Jubilee Relief of Ramesses II
- New Kingdom, Ramesside
- Dynasty 19
- reign of Ramesses II
- ca. 1279–1213 B.C.
- From Egypt, Fayum Entrance Area, Herakleopolis (Ihnasya el-Medina), Temple of Ramesses II, EEF excavations 1903-1904
- H. 109.2 (43 in); w. 109.2 cm (43 in.)
- Credit Line:
- Gift of Egypt Exploration Fund, 1905
- Accession Number:
This deeply carved relief of Ramesses II shows the king wearing the red crown of Lower Egypt and seated within a shrine, the roof of which is decorated with uraei. It was part of a scene showing the king celebrating one of the sed festivals, or jubilees, of his long reign. Ramesses II, known as Ramesses the Great, ruled for sixty-six years and had an enormous impact both in Egypt and abroad.

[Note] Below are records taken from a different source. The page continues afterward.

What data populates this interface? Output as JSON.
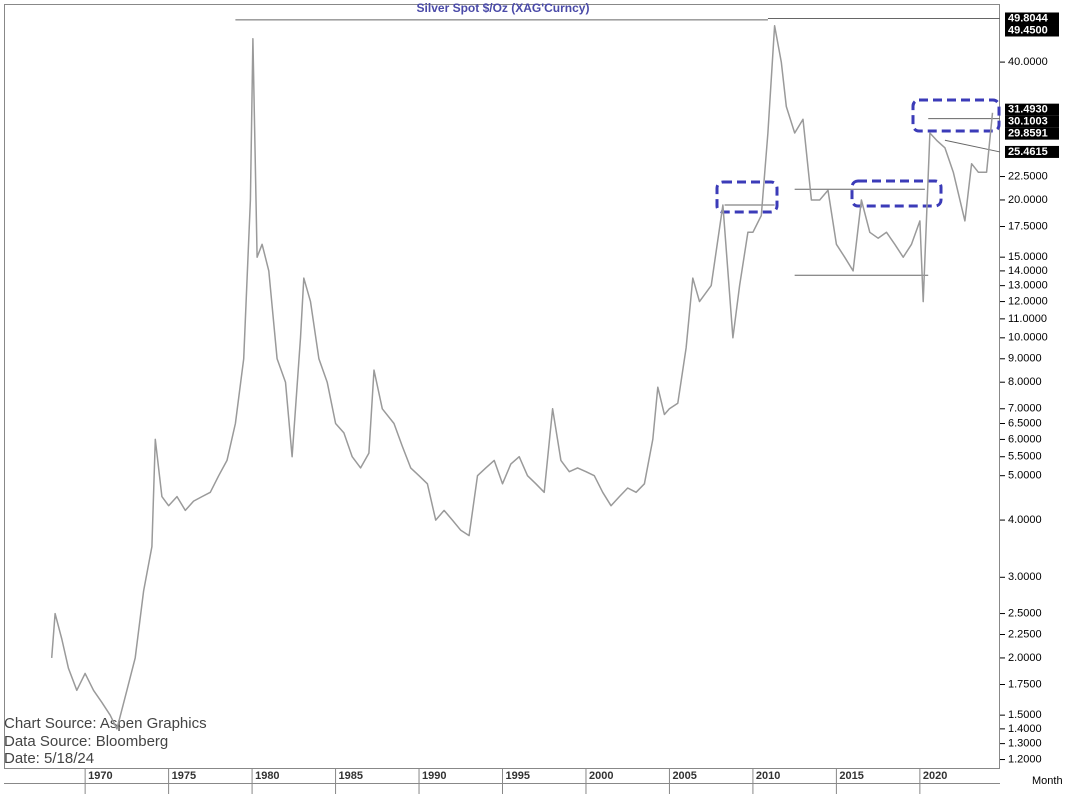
{
  "chart_data": {
    "type": "line",
    "title": "Silver Spot   $/Oz  (XAG'Curncy)",
    "annotations": [
      "Chart Source:  Aspen  Graphics",
      "Data  Source:  Bloomberg",
      "Date:    5/18/24"
    ],
    "x_axis_label": "Month",
    "log_scale": true,
    "x": [
      1968.0,
      1968.2,
      1968.6,
      1969.0,
      1969.5,
      1970.0,
      1970.5,
      1971.0,
      1971.5,
      1971.9,
      1972.5,
      1973.0,
      1973.5,
      1974.0,
      1974.2,
      1974.6,
      1975.0,
      1975.5,
      1976.0,
      1976.5,
      1977.0,
      1977.5,
      1978.0,
      1978.5,
      1979.0,
      1979.5,
      1979.9,
      1980.05,
      1980.3,
      1980.6,
      1981.0,
      1981.5,
      1982.0,
      1982.4,
      1982.9,
      1983.1,
      1983.5,
      1984.0,
      1984.5,
      1985.0,
      1985.5,
      1986.0,
      1986.5,
      1987.0,
      1987.3,
      1987.8,
      1988.5,
      1989.0,
      1989.5,
      1990.0,
      1990.5,
      1991.0,
      1991.5,
      1992.0,
      1992.5,
      1993.0,
      1993.5,
      1994.0,
      1994.5,
      1995.0,
      1995.5,
      1996.0,
      1996.5,
      1997.0,
      1997.5,
      1998.0,
      1998.5,
      1999.0,
      1999.5,
      2000.0,
      2000.5,
      2001.0,
      2001.5,
      2002.0,
      2002.5,
      2003.0,
      2003.5,
      2004.0,
      2004.3,
      2004.7,
      2005.0,
      2005.5,
      2006.0,
      2006.4,
      2006.8,
      2007.5,
      2008.2,
      2008.8,
      2009.2,
      2009.7,
      2010.0,
      2010.5,
      2010.9,
      2011.3,
      2011.7,
      2012.0,
      2012.5,
      2013.0,
      2013.5,
      2014.0,
      2014.5,
      2015.0,
      2015.5,
      2016.0,
      2016.5,
      2017.0,
      2017.5,
      2018.0,
      2018.5,
      2019.0,
      2019.5,
      2020.0,
      2020.2,
      2020.6,
      2021.0,
      2021.5,
      2022.0,
      2022.7,
      2023.1,
      2023.5,
      2024.0,
      2024.35
    ],
    "series": [
      {
        "name": "Silver Spot",
        "color": "#9a9a9a",
        "values": [
          2.0,
          2.5,
          2.2,
          1.9,
          1.7,
          1.85,
          1.7,
          1.6,
          1.5,
          1.4,
          1.7,
          2.0,
          2.8,
          3.5,
          6.0,
          4.5,
          4.3,
          4.5,
          4.2,
          4.4,
          4.5,
          4.6,
          5.0,
          5.4,
          6.5,
          9.0,
          20,
          45,
          15,
          16,
          14,
          9,
          8,
          5.5,
          10,
          13.5,
          12,
          9,
          8,
          6.5,
          6.2,
          5.5,
          5.2,
          5.6,
          8.5,
          7.0,
          6.5,
          5.8,
          5.2,
          5.0,
          4.8,
          4.0,
          4.2,
          4.0,
          3.8,
          3.7,
          5.0,
          5.2,
          5.4,
          4.8,
          5.3,
          5.5,
          5.0,
          4.8,
          4.6,
          7.0,
          5.4,
          5.1,
          5.2,
          5.1,
          5.0,
          4.6,
          4.3,
          4.5,
          4.7,
          4.6,
          4.8,
          6.0,
          7.8,
          6.8,
          7.0,
          7.2,
          9.5,
          13.5,
          12,
          13,
          19.5,
          10,
          13,
          17,
          17,
          18.5,
          28,
          48,
          40,
          32,
          28,
          30,
          20,
          20,
          21,
          16,
          15,
          14,
          20,
          17,
          16.5,
          17,
          16,
          15,
          16,
          18,
          12,
          28,
          27,
          26,
          23,
          18,
          24,
          23,
          23,
          31
        ]
      }
    ],
    "trend_lines": [
      {
        "x": [
          1979.0,
          2010.9
        ],
        "y": [
          49.45,
          49.45
        ]
      },
      {
        "x": [
          2010.9,
          2024.8
        ],
        "y": [
          49.8044,
          49.8044
        ]
      },
      {
        "x": [
          2008.3,
          2011.3
        ],
        "y": [
          19.5,
          19.5
        ]
      },
      {
        "x": [
          2012.5,
          2020.3
        ],
        "y": [
          21.1,
          21.1
        ]
      },
      {
        "x": [
          2012.5,
          2020.5
        ],
        "y": [
          13.7,
          13.7
        ]
      },
      {
        "x": [
          2020.5,
          2024.8
        ],
        "y": [
          30.1003,
          30.1003
        ]
      },
      {
        "x": [
          2021.5,
          2024.8
        ],
        "y": [
          27.0,
          25.4615
        ]
      }
    ],
    "xlim": [
      1965.2,
      2024.8
    ],
    "ylim": [
      1.15,
      53.3
    ],
    "xticks": [
      1970,
      1975,
      1980,
      1985,
      1990,
      1995,
      2000,
      2005,
      2010,
      2015,
      2020
    ],
    "yticks": [
      {
        "value": 1.2,
        "label": "1.2000"
      },
      {
        "value": 1.3,
        "label": "1.3000"
      },
      {
        "value": 1.4,
        "label": "1.4000"
      },
      {
        "value": 1.5,
        "label": "1.5000"
      },
      {
        "value": 1.75,
        "label": "1.7500"
      },
      {
        "value": 2,
        "label": "2.0000"
      },
      {
        "value": 2.25,
        "label": "2.2500"
      },
      {
        "value": 2.5,
        "label": "2.5000"
      },
      {
        "value": 3,
        "label": "3.0000"
      },
      {
        "value": 4,
        "label": "4.0000"
      },
      {
        "value": 5,
        "label": "5.0000"
      },
      {
        "value": 5.5,
        "label": "5.5000"
      },
      {
        "value": 6,
        "label": "6.0000"
      },
      {
        "value": 6.5,
        "label": "6.5000"
      },
      {
        "value": 7,
        "label": "7.0000"
      },
      {
        "value": 8,
        "label": "8.0000"
      },
      {
        "value": 9,
        "label": "9.0000"
      },
      {
        "value": 10,
        "label": "10.0000"
      },
      {
        "value": 11,
        "label": "11.0000"
      },
      {
        "value": 12,
        "label": "12.0000"
      },
      {
        "value": 13,
        "label": "13.0000"
      },
      {
        "value": 14,
        "label": "14.0000"
      },
      {
        "value": 15,
        "label": "15.0000"
      },
      {
        "value": 17.5,
        "label": "17.5000"
      },
      {
        "value": 20,
        "label": "20.0000"
      },
      {
        "value": 22.5,
        "label": "22.5000"
      },
      {
        "value": 40,
        "label": "40.0000"
      }
    ],
    "price_labels": [
      {
        "value": 49.8044,
        "label": "49.8044"
      },
      {
        "value": 49.45,
        "label": "49.4500"
      },
      {
        "value": 31.493,
        "label": "31.4930"
      },
      {
        "value": 30.1003,
        "label": "30.1003"
      },
      {
        "value": 29.8591,
        "label": "29.8591"
      },
      {
        "value": 25.4615,
        "label": "25.4615"
      }
    ]
  }
}
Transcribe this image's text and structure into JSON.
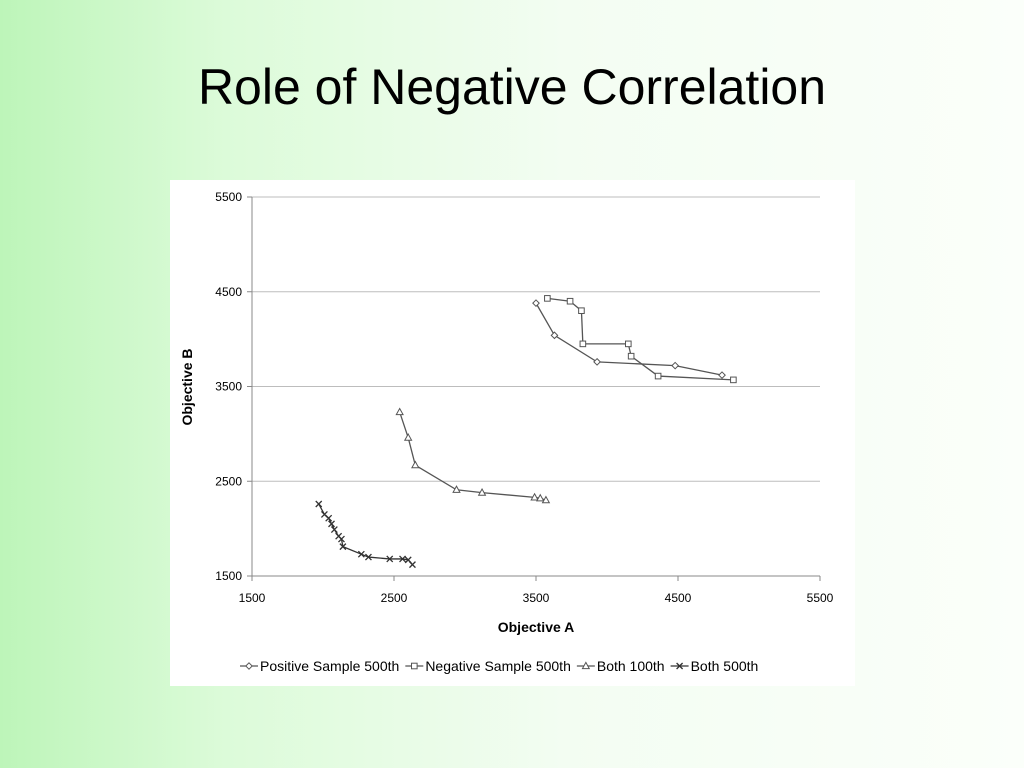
{
  "slide": {
    "title": "Role of Negative Correlation"
  },
  "chart_data": {
    "type": "line",
    "xlabel": "Objective A",
    "ylabel": "Objective B",
    "xlim": [
      1500,
      5500
    ],
    "ylim": [
      1500,
      5500
    ],
    "xticks": [
      1500,
      2500,
      3500,
      4500,
      5500
    ],
    "yticks": [
      1500,
      2500,
      3500,
      4500,
      5500
    ],
    "grid": "horizontal",
    "legend_position": "bottom",
    "series": [
      {
        "name": "Positive Sample 500th",
        "marker": "diamond",
        "color": "#555555",
        "points": [
          [
            3500,
            4380
          ],
          [
            3630,
            4040
          ],
          [
            3930,
            3760
          ],
          [
            4480,
            3720
          ],
          [
            4810,
            3620
          ]
        ]
      },
      {
        "name": "Negative Sample 500th",
        "marker": "square",
        "color": "#555555",
        "points": [
          [
            3580,
            4430
          ],
          [
            3740,
            4400
          ],
          [
            3820,
            4300
          ],
          [
            3830,
            3950
          ],
          [
            4150,
            3950
          ],
          [
            4170,
            3820
          ],
          [
            4360,
            3610
          ],
          [
            4890,
            3570
          ]
        ]
      },
      {
        "name": "Both 100th",
        "marker": "triangle",
        "color": "#555555",
        "points": [
          [
            2540,
            3230
          ],
          [
            2600,
            2960
          ],
          [
            2650,
            2670
          ],
          [
            2940,
            2410
          ],
          [
            3120,
            2380
          ],
          [
            3490,
            2330
          ],
          [
            3530,
            2320
          ],
          [
            3570,
            2300
          ]
        ]
      },
      {
        "name": "Both 500th",
        "marker": "x",
        "color": "#333333",
        "points": [
          [
            1970,
            2260
          ],
          [
            2010,
            2150
          ],
          [
            2040,
            2110
          ],
          [
            2060,
            2050
          ],
          [
            2080,
            1990
          ],
          [
            2110,
            1920
          ],
          [
            2130,
            1890
          ],
          [
            2140,
            1810
          ],
          [
            2270,
            1730
          ],
          [
            2320,
            1700
          ],
          [
            2470,
            1680
          ],
          [
            2560,
            1680
          ],
          [
            2600,
            1670
          ],
          [
            2630,
            1620
          ]
        ]
      }
    ]
  }
}
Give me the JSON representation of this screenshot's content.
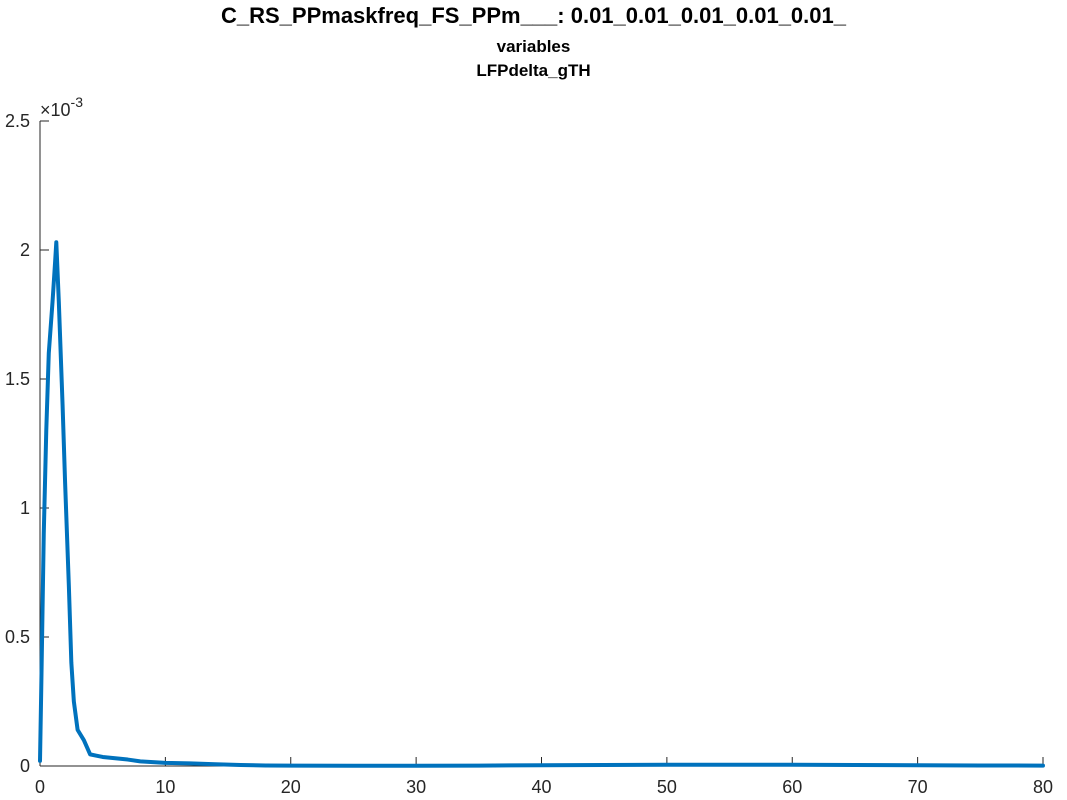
{
  "chart_data": {
    "type": "line",
    "title": "C_RS_PPmaskfreq_FS_PPm___: 0.01_0.01_0.01_0.01_0.01_",
    "subtitles": [
      "variables",
      "LFPdelta_gTH"
    ],
    "xlabel": "",
    "ylabel": "",
    "xlim": [
      0,
      80
    ],
    "ylim": [
      0,
      0.0025
    ],
    "x_ticks": [
      0,
      10,
      20,
      30,
      40,
      50,
      60,
      70,
      80
    ],
    "x_tick_labels": [
      "0",
      "10",
      "20",
      "30",
      "40",
      "50",
      "60",
      "70",
      "80"
    ],
    "y_ticks": [
      0,
      0.0005,
      0.001,
      0.0015,
      0.002,
      0.0025
    ],
    "y_tick_labels": [
      "0",
      "0.5",
      "1",
      "1.5",
      "2",
      "2.5"
    ],
    "y_exponent_label": "×10",
    "y_exponent_power": "-3",
    "grid": false,
    "series": [
      {
        "color": "#0072bd",
        "x": [
          0,
          0.1,
          0.3,
          0.5,
          0.7,
          1.0,
          1.2,
          1.3,
          1.5,
          1.8,
          2.0,
          2.3,
          2.5,
          2.7,
          3.0,
          3.5,
          4.0,
          4.5,
          5.0,
          6.0,
          7.0,
          8.0,
          9.0,
          10.0,
          12.0,
          14.0,
          16.0,
          18.0,
          20.0,
          25.0,
          30.0,
          35.0,
          40.0,
          45.0,
          50.0,
          55.0,
          60.0,
          65.0,
          70.0,
          75.0,
          80.0
        ],
        "y": [
          2e-05,
          0.0003,
          0.0009,
          0.0013,
          0.0016,
          0.0018,
          0.00195,
          0.00203,
          0.0018,
          0.0014,
          0.0011,
          0.0007,
          0.0004,
          0.00025,
          0.00014,
          0.0001,
          4.5e-05,
          4e-05,
          3.5e-05,
          3e-05,
          2.5e-05,
          1.8e-05,
          1.5e-05,
          1.2e-05,
          1e-05,
          7e-06,
          4e-06,
          2e-06,
          1.5e-06,
          1e-06,
          1e-06,
          1.5e-06,
          3e-06,
          4e-06,
          5e-06,
          5e-06,
          5e-06,
          4e-06,
          3e-06,
          2e-06,
          1.5e-06
        ]
      }
    ]
  }
}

In his military campaigns, he confronted the expanding empire of the Hittites and eventually secured a treaty with them and married two Hittite princesses. He extended his rule far into Nubia, as the building of his huge rock-cut temple at Abu Simbel testifies. He built monuments as far north as Byblos in modern-day Lebanon and as far south as Jebel Barkal in the Sudan. He established a new capital at Piramesse in the eastern Delta.
This relief was found by Flinders Petrie in a temple that Ramesses II built at Heracleopolis, in the northern part of Egypt near the Faiyum and dedicated to the local god Harsaphes.